Há dias em que a realidade te atropela. Momentos em que a “gente se sente como quem partir ou morreu”. Tão precisa música do Chico Buarque a descrever a roda viva. É uma criança que morre tragicamente. São três crianças negras desaparecidas, até então não encontradas. É vacina que falta. É cepa nova que chega. É gente que sente prazer na morte. E entre tudo isso memes, muitos memes, stories, likes, reposts. Como dizem os jovens: vida que segue.
Há dias em que as palavras padecem como uma flor murcha. Como um cacto sufocado em água. E há momentos em que a alma esmorece. Esmorecer para quem não conhece é ficar mufinho(a), sentindo um estágio pré febril, um dolorido na superfície da pele. Letárgico por algumas horas.
Pois passado mais de ano desse estado de adoecimento global, fico me perguntando “o que foi feito deveras…” além do agravamento das desigualdades expressa também na distribuição de vacinas entre os países. Vejo muita gente gritar o verbo Esperançar, e confesso que esse tempo no front já vejo os corpos de muitos exauridos, dos que sobreviveram.

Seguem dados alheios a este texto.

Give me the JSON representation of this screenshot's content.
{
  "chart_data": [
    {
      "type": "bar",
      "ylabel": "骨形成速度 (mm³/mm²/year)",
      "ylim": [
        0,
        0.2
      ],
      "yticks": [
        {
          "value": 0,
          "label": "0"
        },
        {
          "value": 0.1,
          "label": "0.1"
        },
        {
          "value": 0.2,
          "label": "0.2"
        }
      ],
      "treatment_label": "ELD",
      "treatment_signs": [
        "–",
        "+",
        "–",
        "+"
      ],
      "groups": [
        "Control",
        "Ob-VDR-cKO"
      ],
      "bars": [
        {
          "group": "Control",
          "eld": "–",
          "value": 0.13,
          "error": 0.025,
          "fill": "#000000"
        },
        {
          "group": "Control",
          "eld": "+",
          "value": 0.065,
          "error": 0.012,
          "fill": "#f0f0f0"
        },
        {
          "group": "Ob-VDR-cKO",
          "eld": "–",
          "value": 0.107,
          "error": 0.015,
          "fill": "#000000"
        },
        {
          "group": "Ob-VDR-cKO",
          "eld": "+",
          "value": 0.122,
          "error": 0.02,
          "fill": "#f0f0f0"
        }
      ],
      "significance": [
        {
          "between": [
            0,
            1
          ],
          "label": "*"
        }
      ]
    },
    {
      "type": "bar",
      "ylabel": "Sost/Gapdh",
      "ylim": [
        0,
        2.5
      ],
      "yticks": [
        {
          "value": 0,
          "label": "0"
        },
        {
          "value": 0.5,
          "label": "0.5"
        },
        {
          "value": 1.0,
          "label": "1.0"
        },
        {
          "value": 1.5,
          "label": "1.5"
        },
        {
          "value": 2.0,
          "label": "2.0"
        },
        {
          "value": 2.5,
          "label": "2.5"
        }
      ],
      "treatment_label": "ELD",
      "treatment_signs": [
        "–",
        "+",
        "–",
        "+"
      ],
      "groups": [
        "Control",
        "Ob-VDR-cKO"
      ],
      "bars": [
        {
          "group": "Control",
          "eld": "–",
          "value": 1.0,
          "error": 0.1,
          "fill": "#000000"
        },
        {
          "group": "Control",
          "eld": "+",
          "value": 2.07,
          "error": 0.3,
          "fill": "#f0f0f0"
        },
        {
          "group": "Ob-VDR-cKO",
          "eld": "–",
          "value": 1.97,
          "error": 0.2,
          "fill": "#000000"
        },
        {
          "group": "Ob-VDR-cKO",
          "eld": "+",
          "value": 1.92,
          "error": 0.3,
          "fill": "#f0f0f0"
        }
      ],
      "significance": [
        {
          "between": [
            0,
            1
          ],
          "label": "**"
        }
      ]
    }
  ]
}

Para “não dizer que não falei das flores” percebo a ciranda bonita do combate à fome que faz chegar comida no prato de muitas pessoas. E ainda bravamente equipes de enfermeiros, médicos, fisioterapeutas, psicólogos na linha de frente. Extremamente cansados mas caminhando passo a passo, enquanto a cura está por se consolidar na vida de tanta gente nos leitos de hospitais.
Escutar a voz de um sobrevivente da Covid 19, sobretudo aqueles que tiveram o quadro agravado, é estar diante do milagre de uma existência preservada em meio a tanto caos.
Em determinados momentos observo e percebo amigos e amigas, de perto ou longe, em carne viva. Numa situação dessas onde a gente coloca as dores?
Recentemente parei para ver o sol nascer, por força de circunstâncias insones. Um dos sintomas comuns de tempos pandêmicos. Um dia nebuloso, e lá vem timidamente se pintando uma paleta alaranjada diante do cinza. Tento seguir caminhando, mas ao observar um senhor a contemplar a chegada do sol, parei mais à frente. Vendo de um lado a chuva desaguar no mar e colado às nuvens um círculo irrompendo, com um sutil clarão. Cinza e laranja, sol que fez pausar suavemente as águas. Um homem a contemplar.
Diante da experiência sagrada de um Sol nascente pensei que o coração um temporal pode abrigar. Lembrei ainda que “meu coração não se cansa de ter esperança de um dia ser tudo o que quer…” Esperançar não é fácil, de forma alguma. Nem é conceito, nem paradigma motivacional. Talvez seja um movimento, como o do sol que se levanta todo dia. E na vida de tantas pessoas vai dando o contorno de sua própria linha do tempo.
A vida, essa intersecção, que o tempo ousa narrar. A dor que a esperança insiste em cuidar. A solidão. O hiato. E os tantos elos que vamos insistindo em manter. E me dou conta que nas fotografias contemporâneas o sofrimento parece ser uma estrutura ausente. Dormente, apenas a contemplar Narciso. Há grandes simulacros pós humanos para disfarçar as dores.
Em algum momento a gente tem que lidar com o mundo ou a interioridade fissurada, carcomida, descascada desse tempo presente. Do lado mais de dentro a alma pede água. Refrigério. E do lado de fora a mecânica do sistema é intragável, não poupam nem os mortos. Recentemente recebi um áudio de uma queixa de o que seria uma coordenadora escolar, a reclamar que os professores estavam morrendo por Covid e deixando o “professor online” sem preenchimento.
Os tais mortos, e os vivos a quem a mensagem era direcionada, sofriam uma ameaça de reclamação através de uma ata. Lembrei do livro “O Processo”, de Kafka. A estupidez de nós humanos parece nos implodir.
Num estágio em que nossas vidas parecem cada vez mais robóticas fico imaginando como seria o dia no qual todas as máquinas tivessem que dar um basta, cansadas dos humanos.